The Bishop was not as desirous of praying for the President of the United States as was a young priest after the surrender. He had omitted praying for President Davis since his capture, and had not decided what to do when the Sabbath came; but found relief, when asked by a United States army officer if he had any objection to using the old prayer for the President of the United States, by answering: "No, none whatever; for I know of no one who needs our prayers more than he."

The few incidents of my own experience that I have narrated are to illustrate the condition of the people of the South during the years of reconstruction (annexation), and for preservation for future ages; to show the ills, vexations, humiliations, and indignities so unjustly and designedly imposed upon them as a spiteful punishment for daring to assert their rights and defend their homes.
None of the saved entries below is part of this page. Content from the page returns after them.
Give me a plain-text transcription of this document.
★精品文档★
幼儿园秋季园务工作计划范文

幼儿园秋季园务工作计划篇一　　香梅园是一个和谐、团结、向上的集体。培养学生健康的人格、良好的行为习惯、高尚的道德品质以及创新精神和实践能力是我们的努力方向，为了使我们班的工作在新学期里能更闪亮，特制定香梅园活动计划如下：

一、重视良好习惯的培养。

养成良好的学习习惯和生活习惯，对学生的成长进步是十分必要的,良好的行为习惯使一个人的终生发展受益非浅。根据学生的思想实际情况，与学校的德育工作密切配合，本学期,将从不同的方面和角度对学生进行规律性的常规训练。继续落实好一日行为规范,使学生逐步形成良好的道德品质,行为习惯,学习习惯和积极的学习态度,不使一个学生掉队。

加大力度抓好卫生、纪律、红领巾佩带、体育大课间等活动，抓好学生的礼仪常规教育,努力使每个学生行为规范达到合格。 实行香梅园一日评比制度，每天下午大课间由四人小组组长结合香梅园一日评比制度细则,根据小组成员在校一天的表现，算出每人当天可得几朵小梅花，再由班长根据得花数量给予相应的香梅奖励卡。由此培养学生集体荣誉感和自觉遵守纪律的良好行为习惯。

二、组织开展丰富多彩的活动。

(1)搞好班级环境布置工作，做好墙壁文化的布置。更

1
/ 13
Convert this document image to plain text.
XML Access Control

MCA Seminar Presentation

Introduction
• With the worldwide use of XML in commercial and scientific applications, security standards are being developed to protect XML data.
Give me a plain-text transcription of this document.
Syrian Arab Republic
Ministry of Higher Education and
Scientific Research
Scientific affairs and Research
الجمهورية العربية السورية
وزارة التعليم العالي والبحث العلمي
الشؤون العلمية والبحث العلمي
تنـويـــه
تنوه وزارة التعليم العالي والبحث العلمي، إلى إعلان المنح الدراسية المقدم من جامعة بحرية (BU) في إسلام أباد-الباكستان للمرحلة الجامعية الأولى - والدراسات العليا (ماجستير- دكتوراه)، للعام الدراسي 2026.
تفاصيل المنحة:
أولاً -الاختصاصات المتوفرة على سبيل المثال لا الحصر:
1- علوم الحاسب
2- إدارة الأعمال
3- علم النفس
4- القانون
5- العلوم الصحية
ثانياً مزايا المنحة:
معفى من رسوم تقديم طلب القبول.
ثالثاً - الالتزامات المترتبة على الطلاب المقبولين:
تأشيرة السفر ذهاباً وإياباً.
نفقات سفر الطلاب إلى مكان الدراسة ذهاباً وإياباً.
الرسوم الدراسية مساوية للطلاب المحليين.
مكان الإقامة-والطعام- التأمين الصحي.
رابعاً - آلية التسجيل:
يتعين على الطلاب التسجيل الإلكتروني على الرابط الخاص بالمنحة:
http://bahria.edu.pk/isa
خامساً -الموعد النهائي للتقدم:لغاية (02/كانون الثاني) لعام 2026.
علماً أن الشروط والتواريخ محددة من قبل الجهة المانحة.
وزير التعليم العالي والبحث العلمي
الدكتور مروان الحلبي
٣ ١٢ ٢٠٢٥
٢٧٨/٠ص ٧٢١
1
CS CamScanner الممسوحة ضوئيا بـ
The fifteenth amendment to the Constitution has brought forth bitter fruit to the progress of the freedmen and the peaceful progress of the whole country by offering the negro a dependent support on politics rather than labor. Their votes were generally in the market, and their sale at the presidential nominations for office in the Federal service in the South consolidated the white people against them when harmony would otherwise have existed.

The State of Mississippi was saved from utter ruin by what the North called "the shotgun policy." Seeing nothing but poverty and wretchedness before us, it was determined to rescue the State from the hands of the carpetbaggers and negroes by a compromise with the freedmen. In our county we offered them the offices of congressmen, the sheriff of the county, clerk of the chancery court, clerk of the circuit court, and justice of the peace, but not a member of the Legislature. The educated whites were to redeem the State from perdition in the halls of legislation.

In the hustings absolute protection by arms was pledged to all freedmen who voted the Democratic ticket, and to those who voted the radical ticket, not a hair of their heads should be touched, if order was maintained by them; but under all circumstances a free election should be held, and peace preserved. Every one knew that a disturbance imperiled life. The consequence was that a more cheerful, peaceful election never was held. One party had yellow tickets and the other white, open in their hands, and the vote could be counted as well outside as inside at the polls; and furthermore the radical white carpetbaggers were in an unmistakable manner informed that they would be held responsible if peace at the polls was not maintained. Thus was the State redeemed from the hands of the corrupt carpetbaggers and corrupt followers of the United States army, and all cried: "Amen!" The joy that followed cannot be realized, and cheerful industry commenced. The suffering, vexations, and agony of mind of the people of the South during reconstruction years, unless written by those who endured them, will no more be known in history than are the cries for mercy uttered in the chambers of torture in the prisons and baronial castles of Europe during the Middle Ages. And now for all these malicious tortures, for the state debts, for the enfranchising of the negro, and the race problem the harshest condemnation I have known to be expressed by the party which imposed them on us is: "It was a blunder!"